Navigation: Why · How it works · Features · Install · Quick Start · CLI · REST API · MCP / Claude · OpenAI · GitHub Action · vs Alternatives · Repo tree · Star history
Why
AI agents in competitive gaming (FPS, RTS, MOBAs) produce unnaturally smooth input — near-zero jitter, no micro-corrections, perfectly consistent velocity. humanproof quantifies this difference with a lightweight pure-Python library that requires no ML models.
How it works
graph LR
A[Input samples dx/dy/dt] --> B[InputTrajectory]
B --> C[MotorScorer.extract_features]
C --> D[MotorFeatures<br/>noise_ratio, correction_rate, smoothness]

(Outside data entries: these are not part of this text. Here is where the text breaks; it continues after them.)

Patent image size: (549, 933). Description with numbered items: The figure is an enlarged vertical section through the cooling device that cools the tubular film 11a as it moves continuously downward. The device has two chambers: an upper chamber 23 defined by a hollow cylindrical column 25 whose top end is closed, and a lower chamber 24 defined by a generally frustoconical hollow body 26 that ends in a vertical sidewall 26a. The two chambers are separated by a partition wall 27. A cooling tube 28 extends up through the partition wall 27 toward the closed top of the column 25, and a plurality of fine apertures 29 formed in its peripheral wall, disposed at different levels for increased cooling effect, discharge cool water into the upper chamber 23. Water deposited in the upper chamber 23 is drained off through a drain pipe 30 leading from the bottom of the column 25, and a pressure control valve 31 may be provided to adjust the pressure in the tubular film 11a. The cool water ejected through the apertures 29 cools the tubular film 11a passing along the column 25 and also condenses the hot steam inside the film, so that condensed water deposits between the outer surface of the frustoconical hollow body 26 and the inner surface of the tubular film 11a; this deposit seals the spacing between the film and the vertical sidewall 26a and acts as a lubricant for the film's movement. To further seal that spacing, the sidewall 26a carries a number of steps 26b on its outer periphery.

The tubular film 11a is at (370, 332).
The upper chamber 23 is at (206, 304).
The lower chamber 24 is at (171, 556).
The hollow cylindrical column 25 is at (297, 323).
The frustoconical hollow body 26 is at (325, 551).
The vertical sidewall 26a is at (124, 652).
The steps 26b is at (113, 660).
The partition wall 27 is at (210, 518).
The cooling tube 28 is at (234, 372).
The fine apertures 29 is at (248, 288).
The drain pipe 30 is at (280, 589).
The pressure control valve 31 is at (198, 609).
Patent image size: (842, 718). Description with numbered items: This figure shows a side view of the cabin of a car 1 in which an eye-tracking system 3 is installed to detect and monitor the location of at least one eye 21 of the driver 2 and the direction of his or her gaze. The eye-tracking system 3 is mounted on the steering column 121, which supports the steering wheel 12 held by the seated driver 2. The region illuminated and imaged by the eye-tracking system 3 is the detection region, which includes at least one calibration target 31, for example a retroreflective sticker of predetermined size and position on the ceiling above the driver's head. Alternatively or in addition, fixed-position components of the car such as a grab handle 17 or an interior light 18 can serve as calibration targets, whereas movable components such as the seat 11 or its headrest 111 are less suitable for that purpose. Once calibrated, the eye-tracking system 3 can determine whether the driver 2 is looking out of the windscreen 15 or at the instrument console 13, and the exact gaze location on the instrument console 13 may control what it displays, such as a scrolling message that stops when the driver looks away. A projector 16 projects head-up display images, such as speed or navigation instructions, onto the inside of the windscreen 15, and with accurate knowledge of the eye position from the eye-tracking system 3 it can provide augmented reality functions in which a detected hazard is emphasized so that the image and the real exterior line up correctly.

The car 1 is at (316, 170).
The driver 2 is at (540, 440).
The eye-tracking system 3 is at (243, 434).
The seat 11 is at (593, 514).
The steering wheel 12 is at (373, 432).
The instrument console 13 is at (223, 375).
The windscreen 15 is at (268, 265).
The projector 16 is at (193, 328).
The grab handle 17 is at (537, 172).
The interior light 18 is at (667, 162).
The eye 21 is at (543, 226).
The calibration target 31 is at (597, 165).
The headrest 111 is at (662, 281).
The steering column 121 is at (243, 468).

D --> E[MotorScorer.score]
E --> F[MotorScore<br/>human_score, ai_score, verdict]
F --> G[CLI / API / MCP]
Features
| Feature | Description |
|---|---|
| Minimal dependencies (click, rich only) | No numpy, no scikit-learn — just two lightweight CLI/display packages |
| No training data | Threshold-based heuristics, works out of the box |
| Multiple interfaces | CLI, FastAPI REST server, MCP for Claude |
| SQLite persistence | Stores trajectories and scores locally |
| 77 pytest tests | 95% coverage, fully typed |
| MCP tools | score_trajectory, batch_score, list_scores for Claude |
| OpenAI functions | JSON definitions in tools/openai-tools.json |
| GitHub Action | sandeep-alluru/humanproof@v0.1.0 |
Key discriminating features:
| Signal | Human | AI |
|---|---|---|
noise_ratio (std/mean speed) |
0.4 – 0.8 | 0.05 – 0.2 |
correction_rate (reversals/sample) |
0.15 – 0.35 | < 0.05 |
smoothness (1/mean_jerk) |
< 5.0 | > 8.0 |
Install
Note: PyPI publication is pending. Install directly from GitHub:
pip install git+https://github.com/sandeep-alluru/humanproof.git
pip install humanproof
pip install "humanproof[api]" # + FastAPI server
pip install "humanproof[mcp]" # + MCP server for Claude
Quickstart
from humanproof import InputSample, InputTrajectory, MotorScorer
samples = [InputSample(dx=3.0, dy=2.0, dt=10.0) for _ in range(20)]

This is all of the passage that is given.